At the end of the development cycle, the files will be merged by being concatenated in sorted order by pathname. Files in the directory matching the glob "*stdlib/*minor" are treated specially. They should be in subdirectories corresponding to standard library package paths, and headings for those package paths will be generated automatically.
Files in this repo's api/next directory must have corresponding files in
doc/next/*stdlib/*minor.
The files should be in the subdirectory for the package with the new
API, and should be named after the issue number of the API proposal.

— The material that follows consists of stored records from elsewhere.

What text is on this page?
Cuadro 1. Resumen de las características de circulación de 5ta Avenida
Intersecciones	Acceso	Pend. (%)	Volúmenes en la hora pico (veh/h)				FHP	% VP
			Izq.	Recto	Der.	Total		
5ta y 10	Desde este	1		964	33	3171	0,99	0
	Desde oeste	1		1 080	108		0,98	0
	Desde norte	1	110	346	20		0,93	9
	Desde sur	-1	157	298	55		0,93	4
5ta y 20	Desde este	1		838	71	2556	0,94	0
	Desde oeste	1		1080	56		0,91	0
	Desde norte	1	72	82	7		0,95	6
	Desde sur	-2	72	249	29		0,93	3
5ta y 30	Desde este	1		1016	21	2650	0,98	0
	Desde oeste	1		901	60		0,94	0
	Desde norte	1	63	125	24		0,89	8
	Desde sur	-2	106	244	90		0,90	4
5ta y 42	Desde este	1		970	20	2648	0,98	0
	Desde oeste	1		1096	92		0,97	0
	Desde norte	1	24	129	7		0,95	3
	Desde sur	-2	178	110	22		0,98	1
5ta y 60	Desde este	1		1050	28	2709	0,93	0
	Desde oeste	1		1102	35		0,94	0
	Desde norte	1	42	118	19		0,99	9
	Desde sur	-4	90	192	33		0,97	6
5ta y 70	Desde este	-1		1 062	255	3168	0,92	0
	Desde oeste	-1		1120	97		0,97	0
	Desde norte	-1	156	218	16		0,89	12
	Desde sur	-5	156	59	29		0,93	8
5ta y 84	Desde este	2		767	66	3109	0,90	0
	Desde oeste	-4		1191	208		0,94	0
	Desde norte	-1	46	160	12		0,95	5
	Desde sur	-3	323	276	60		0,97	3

For example, if the directory 6-stdlib/99-minor is present,
then an api/next file with the line
pkg net/http, function F #12345
should have a corresponding file named doc/next/6-stdlib/99-minor/net/http/12345.md.
At a minimum, that file should contain either a full sentence or a TODO,
ideally referring to a person with the responsibility to complete the note.
Use the following forms in your markdown:
[`http.Request`](/pkg/net/http#Request) # symbol documentation
[#12345](/issue/12345) # GitHub issues
[CL 6789](/cl/6789) # Gerrit changelists
For the release team
At the start of a release development cycle, the contents of next should be deleted
and replaced with those of initial. From the repo root:
> cd doc
> rm -r next/*
> cp -r initial/* next
Then edit next/1-intro.md to refer to the next version.
To prepare the release notes for a release, run golang.org/x/build/cmd/relnote generate.
That will merge the .md files in next into a single file.